I am still somewhat new to ray/ray-core and currently confused about potential limits to the amount of tasks submitted in one job and across all jobs running on a ray cluster.
I’ve first practically come across this after submitting a job with >1M tasks and noticing significant slowdown over debugging runs with just a few thousand tasks (using ray[default] 2.40.0).
The information I found on the topic, however, is a bit scarce and partially outdated as far as I can tell. To the best of my knowledge, what is clear is that the dashboard interface as well as the ray task API has a limit of 10k tasks to retrieve and track. This is a bit confusing as the dashboard does not show a warning, but otherwise I don’t mind.
Regarding task submissions and the GCS I found varying numbers and limits.
I this (somewhat outdated) issue, links are provided to ray config files stating a 10k limit in the dashboard and a 100k limit in the GCS backend.

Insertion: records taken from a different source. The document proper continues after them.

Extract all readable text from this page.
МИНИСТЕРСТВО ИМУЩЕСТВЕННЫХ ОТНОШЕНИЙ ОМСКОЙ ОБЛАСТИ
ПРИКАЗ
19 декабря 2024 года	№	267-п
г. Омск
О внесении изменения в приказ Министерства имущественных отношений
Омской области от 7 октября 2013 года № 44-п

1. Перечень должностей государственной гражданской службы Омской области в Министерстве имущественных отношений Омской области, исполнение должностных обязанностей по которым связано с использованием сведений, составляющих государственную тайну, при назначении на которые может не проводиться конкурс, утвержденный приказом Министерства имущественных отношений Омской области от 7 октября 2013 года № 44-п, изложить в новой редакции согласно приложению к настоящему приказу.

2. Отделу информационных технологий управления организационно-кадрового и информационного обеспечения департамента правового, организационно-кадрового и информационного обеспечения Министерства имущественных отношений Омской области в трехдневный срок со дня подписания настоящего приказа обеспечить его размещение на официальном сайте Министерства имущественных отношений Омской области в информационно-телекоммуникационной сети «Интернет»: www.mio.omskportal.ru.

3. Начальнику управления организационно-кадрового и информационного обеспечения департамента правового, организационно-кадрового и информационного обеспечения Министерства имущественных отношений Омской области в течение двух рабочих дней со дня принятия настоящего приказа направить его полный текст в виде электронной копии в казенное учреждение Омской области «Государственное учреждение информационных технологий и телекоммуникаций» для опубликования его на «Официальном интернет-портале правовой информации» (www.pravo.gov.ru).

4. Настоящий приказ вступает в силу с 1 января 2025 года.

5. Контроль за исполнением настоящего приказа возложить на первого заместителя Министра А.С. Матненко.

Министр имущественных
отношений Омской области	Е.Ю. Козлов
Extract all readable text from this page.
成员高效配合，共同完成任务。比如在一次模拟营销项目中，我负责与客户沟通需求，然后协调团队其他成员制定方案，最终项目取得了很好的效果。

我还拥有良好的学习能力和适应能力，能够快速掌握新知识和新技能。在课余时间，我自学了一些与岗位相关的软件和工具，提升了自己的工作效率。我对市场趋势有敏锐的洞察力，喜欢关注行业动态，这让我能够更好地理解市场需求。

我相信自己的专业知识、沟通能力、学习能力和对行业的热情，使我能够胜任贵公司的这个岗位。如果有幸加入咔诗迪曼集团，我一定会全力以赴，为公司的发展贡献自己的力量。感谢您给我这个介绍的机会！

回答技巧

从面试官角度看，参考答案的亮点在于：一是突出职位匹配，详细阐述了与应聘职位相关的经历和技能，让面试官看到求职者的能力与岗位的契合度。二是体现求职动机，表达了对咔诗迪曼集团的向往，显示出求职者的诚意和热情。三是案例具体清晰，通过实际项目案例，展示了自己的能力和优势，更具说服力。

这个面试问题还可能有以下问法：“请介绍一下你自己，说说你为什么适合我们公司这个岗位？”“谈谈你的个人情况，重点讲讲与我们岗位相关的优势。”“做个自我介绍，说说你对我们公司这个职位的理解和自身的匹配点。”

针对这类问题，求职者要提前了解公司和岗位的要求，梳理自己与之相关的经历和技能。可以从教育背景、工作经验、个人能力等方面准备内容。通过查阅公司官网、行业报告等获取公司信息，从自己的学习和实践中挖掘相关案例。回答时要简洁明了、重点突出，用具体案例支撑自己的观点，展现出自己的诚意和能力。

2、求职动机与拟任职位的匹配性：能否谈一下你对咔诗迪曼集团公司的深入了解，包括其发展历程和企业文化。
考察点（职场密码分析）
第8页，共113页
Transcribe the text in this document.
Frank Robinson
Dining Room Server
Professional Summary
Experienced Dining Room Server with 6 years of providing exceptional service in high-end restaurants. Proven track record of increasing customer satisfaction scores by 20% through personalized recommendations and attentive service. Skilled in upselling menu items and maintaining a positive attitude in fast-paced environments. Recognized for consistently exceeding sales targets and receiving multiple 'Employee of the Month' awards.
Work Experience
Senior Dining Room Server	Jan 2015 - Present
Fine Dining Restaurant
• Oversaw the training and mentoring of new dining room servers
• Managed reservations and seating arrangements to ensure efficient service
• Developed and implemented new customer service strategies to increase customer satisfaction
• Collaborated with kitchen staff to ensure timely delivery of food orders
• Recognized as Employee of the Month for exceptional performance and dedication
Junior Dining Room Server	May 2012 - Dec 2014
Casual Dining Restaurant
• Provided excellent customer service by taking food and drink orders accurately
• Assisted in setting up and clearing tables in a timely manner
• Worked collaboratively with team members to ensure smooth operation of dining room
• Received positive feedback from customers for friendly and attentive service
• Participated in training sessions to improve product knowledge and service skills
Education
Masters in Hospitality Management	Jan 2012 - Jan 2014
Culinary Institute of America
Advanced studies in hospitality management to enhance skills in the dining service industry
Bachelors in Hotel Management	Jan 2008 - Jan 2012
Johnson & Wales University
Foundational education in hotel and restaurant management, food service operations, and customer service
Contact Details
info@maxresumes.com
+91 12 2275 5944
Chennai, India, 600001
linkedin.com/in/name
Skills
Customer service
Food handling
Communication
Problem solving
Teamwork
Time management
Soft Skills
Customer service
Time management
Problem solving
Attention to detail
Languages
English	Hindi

In this older post, it is mentioned that this 100k limit is a global limit and the per-job limit is actually 10k in GCS.
Now, looking at up-to-date versions of these config files, I do not see such restrictions or config variables anymore. Some in-line comments suggest that submitting 100k+ tasks are fine. Practically, I was able to run some toy jobs with 100k tasks but experience slow down with larger numbers.
So, what is the up-to-date info on this?
- Is there a task limit in the GCS per job and/or node-wide?
- Or do you simply run into memory issues when submitting more?
- Or are there other constraints that make task submission/queue slow after hitting some limit?
- What is the recommended way to handle a large amount (say between 100k and 1M) tasks? Batching is a bit annoying when dealing with failed tasks.
Running 100k+ tasks should be possible in a large-enough (e.g. 100+ node) cluster with a beefy head node in my opinion.
Any help and/or links to configs/docs is appreciated